Una domanda che sposta l'attenzione dall'ammontare degli investimenti all'efficacia nell'utilizzo delle risorse, richiamando la necessità di modelli organizzativi più efficienti e capillari.

Le associazioni come sentinelle sul territorio

A tal proposito, Marco Sonnini, membro del consiglio direttivo di Diabete Italia e presidente della Federazione Toscana Diabete ha evidenziato il ruolo cruciale delle associazioni di pazienti nell'attuazione del Patto: «Le associazioni sul territorio possono far comprendere l'importanza di fare prevenzione, grazie al contatto diretto con i cittadini».

Un network diffuso che, attraverso la diffusione del cortometraggio e iniziative di sensibilizzazione, può raggiungere anche le fasce di popolazione più difficili da intercettare attraverso i canali sanitari tradizionali.

Cinema, musica e metafora: quando l'arte incontra la salute

Per medici e associazioni, il cortometraggio “Compagni per la vita” diventa così strumento divulgativo e di sensibilizzazione. Come spiega il regista Alessandro Guida: «Abbiamo raccontato le patologie cardio-renali-metaboliche attraverso il parallelismo con la storia di una classe dove ogni compagno rappresenta un organo diverso e il protagonista è il paziente che ha smesso di frequentare e ascoltare i propri compagni di classe, un po' come ha fatto con il suo corpo».

La trama segue Dario, paziente diabetico che tende a rimandare i controlli periodici e che si ritrova, suo malgrado, ad organizzare una rimpatriata con gli ex compagni di scuola dopo 35 anni. Attraverso questo incontro, Dario comprende che «come le persone con cui siamo cresciuti, anche gli organi sono compagni per la vita, con cui si è sempre connessi e che vanno curati e ascoltati».
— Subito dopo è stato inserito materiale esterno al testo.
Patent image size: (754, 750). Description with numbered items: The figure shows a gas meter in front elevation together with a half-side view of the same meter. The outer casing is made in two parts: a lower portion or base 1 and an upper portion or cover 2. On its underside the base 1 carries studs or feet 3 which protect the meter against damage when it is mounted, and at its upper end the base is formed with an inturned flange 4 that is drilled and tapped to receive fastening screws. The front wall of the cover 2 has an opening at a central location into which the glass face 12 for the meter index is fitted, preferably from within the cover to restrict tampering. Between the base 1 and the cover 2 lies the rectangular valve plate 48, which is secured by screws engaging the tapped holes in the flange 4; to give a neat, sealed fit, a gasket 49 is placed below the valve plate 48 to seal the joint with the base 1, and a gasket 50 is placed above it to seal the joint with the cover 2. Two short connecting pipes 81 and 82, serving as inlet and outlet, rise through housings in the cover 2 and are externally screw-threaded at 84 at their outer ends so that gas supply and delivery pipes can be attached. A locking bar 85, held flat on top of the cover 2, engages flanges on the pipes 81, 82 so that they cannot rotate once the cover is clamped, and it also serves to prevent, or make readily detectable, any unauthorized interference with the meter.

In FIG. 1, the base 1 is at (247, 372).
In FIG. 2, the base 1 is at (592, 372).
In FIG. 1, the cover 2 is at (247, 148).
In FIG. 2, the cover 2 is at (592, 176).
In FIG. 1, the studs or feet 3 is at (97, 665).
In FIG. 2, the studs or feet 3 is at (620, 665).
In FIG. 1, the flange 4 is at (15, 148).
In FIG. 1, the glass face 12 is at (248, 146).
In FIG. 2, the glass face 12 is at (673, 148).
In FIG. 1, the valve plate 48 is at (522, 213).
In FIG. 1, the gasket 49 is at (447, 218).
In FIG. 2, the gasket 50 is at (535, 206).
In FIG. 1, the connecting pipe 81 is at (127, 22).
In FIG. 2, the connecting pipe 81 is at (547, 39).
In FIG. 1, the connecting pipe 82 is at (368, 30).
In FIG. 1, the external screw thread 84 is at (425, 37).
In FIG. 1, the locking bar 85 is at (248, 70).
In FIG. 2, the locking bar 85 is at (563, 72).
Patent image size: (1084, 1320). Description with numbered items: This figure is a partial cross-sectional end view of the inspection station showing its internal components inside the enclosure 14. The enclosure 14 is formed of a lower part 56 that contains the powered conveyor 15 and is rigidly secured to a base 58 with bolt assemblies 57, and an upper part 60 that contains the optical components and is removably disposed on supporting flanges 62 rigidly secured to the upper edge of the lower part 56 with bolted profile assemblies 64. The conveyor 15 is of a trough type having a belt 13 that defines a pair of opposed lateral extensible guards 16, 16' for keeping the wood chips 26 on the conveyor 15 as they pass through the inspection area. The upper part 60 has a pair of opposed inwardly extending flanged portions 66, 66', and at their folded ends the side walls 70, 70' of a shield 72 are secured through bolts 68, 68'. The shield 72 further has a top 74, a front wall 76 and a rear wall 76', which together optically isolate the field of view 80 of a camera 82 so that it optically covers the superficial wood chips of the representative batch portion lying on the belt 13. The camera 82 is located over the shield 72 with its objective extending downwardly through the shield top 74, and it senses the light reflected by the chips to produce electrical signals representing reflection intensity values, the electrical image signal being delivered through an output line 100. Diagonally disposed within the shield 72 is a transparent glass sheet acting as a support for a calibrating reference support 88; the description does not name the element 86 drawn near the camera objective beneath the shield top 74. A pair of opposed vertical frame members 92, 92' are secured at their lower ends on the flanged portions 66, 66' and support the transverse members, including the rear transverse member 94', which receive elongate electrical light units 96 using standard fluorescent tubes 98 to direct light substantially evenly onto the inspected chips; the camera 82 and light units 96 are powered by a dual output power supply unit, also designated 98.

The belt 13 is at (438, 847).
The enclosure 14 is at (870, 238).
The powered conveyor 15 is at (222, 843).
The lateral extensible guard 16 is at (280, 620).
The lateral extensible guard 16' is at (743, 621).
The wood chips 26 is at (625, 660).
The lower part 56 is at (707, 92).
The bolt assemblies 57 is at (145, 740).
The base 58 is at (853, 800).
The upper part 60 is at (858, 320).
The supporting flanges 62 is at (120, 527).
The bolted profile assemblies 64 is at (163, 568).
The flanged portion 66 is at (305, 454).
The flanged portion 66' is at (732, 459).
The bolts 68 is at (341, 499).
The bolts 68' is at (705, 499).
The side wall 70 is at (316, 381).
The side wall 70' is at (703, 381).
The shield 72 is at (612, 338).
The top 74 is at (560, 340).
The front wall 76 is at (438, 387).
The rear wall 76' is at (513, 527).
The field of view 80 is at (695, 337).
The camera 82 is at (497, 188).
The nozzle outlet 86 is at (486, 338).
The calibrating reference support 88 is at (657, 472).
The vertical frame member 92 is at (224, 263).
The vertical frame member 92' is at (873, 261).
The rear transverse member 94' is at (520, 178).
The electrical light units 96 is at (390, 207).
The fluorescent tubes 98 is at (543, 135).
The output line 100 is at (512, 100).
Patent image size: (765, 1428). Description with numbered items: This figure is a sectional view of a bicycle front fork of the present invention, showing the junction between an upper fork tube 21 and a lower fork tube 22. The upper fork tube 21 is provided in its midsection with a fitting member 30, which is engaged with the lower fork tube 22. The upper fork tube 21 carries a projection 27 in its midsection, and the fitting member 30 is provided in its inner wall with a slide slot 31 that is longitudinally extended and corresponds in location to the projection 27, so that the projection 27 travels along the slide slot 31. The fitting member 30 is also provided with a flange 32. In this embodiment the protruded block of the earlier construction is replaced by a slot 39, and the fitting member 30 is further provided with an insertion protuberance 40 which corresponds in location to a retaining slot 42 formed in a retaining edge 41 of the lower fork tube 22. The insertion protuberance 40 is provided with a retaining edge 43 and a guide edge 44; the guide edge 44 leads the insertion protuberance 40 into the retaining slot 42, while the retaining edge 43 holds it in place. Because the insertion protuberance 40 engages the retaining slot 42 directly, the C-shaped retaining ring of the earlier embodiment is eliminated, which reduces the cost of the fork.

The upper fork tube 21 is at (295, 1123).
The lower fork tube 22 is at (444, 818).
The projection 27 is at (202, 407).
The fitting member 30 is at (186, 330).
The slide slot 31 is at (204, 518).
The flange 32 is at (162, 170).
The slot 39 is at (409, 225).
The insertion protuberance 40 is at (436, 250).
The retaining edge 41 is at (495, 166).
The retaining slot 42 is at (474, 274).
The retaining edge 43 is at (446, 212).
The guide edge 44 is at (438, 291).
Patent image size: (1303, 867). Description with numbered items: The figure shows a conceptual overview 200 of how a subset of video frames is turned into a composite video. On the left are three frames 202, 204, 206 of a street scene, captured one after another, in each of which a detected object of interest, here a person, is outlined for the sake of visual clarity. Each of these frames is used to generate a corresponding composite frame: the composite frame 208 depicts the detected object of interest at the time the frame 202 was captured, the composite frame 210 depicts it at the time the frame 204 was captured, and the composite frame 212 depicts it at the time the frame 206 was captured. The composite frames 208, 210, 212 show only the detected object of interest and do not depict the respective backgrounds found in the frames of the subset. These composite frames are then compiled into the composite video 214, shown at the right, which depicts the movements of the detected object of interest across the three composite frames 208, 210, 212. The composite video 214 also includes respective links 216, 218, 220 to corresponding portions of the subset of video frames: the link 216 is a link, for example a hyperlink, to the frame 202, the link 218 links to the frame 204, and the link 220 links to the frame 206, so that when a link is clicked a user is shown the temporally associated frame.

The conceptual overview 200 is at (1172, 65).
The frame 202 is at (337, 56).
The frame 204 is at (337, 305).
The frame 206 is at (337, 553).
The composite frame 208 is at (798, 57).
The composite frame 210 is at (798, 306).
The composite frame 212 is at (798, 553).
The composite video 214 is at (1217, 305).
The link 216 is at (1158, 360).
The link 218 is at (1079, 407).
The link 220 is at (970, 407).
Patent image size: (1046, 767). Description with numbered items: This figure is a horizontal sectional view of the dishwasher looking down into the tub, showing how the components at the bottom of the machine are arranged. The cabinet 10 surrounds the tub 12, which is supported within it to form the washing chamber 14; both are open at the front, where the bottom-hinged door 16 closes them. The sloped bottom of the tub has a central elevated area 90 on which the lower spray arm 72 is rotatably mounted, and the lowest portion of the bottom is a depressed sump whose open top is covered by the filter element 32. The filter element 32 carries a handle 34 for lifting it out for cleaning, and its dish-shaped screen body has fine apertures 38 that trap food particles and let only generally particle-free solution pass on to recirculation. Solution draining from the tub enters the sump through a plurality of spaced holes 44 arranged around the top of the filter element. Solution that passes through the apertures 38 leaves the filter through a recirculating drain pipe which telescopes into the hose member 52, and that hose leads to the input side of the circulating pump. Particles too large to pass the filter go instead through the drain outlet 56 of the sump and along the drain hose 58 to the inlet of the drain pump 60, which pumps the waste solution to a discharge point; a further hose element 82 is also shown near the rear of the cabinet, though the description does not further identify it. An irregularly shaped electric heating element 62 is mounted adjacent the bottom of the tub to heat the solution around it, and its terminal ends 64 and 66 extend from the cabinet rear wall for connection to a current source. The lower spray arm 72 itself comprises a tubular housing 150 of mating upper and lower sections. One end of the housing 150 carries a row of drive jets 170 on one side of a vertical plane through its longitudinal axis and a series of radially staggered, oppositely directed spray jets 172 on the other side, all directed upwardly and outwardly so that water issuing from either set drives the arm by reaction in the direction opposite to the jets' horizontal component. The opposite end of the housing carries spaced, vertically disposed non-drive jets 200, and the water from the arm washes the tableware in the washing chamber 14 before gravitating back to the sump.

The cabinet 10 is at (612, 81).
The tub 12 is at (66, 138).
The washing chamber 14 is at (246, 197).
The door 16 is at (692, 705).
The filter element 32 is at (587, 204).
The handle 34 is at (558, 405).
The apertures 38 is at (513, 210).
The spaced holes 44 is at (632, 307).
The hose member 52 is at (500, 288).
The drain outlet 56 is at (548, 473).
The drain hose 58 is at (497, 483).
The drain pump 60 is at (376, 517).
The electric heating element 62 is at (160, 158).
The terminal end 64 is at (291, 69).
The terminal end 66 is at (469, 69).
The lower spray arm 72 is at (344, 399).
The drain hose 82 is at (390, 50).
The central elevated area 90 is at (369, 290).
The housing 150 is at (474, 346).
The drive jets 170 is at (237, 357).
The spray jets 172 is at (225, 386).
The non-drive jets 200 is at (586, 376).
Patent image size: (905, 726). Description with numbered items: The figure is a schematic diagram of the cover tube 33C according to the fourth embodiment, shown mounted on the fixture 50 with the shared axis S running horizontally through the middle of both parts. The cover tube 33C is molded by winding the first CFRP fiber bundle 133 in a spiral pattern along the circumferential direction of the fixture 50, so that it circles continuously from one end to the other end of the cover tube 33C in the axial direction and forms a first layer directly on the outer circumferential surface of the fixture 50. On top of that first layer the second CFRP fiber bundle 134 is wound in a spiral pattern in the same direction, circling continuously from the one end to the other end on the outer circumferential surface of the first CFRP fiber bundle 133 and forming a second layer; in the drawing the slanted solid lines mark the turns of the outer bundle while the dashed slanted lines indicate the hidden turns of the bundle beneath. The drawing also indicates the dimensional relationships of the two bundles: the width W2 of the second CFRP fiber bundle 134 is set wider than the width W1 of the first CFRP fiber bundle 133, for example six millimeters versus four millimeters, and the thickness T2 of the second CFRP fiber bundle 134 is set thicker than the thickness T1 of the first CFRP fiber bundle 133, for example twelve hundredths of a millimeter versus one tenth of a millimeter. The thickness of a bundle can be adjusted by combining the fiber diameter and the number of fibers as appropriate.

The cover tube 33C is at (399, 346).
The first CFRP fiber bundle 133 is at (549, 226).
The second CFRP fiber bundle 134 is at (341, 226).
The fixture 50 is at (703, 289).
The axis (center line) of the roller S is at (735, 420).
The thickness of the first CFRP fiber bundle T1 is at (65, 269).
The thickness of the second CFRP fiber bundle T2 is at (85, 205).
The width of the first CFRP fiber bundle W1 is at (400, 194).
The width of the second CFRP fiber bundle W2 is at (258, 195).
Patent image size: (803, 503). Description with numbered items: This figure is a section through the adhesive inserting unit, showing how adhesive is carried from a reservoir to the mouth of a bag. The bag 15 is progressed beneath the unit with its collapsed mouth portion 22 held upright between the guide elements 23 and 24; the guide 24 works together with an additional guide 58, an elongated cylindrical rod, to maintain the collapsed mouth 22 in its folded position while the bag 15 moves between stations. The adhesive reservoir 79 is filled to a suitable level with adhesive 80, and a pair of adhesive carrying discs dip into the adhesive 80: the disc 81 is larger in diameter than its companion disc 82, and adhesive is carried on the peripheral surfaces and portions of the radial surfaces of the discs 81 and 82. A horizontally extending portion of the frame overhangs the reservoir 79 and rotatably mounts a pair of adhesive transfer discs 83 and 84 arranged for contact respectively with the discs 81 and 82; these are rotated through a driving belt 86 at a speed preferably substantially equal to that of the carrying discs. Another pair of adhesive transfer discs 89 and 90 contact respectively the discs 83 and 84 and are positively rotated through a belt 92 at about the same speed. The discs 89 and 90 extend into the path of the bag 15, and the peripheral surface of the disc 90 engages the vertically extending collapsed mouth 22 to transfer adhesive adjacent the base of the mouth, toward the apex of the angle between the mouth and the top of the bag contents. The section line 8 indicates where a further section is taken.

Una nuova pagina per la prevenzione

Dietro i 24 milioni di malati cronici, gli 11,6 milioni con condizioni cardio-renali-metaboliche e i 4 milioni con danno renale cronico ci sono storie individuali, percorsi di vita che diagnosi tempestive potrebbero cambiare. In questo senso il “Patto per la Prevenzione"” siglato alla Terrazza Caffarelli rappresenta un impegno concreto e misurabile: trasformare la consapevolezza in azione, portando il messaggio della prevenzione cardio-renale-metabolica nelle case, negli ambulatori, nei congressi e sui social per far sì che salute e consapevolezza diventino davvero compagni per la vita di tutti.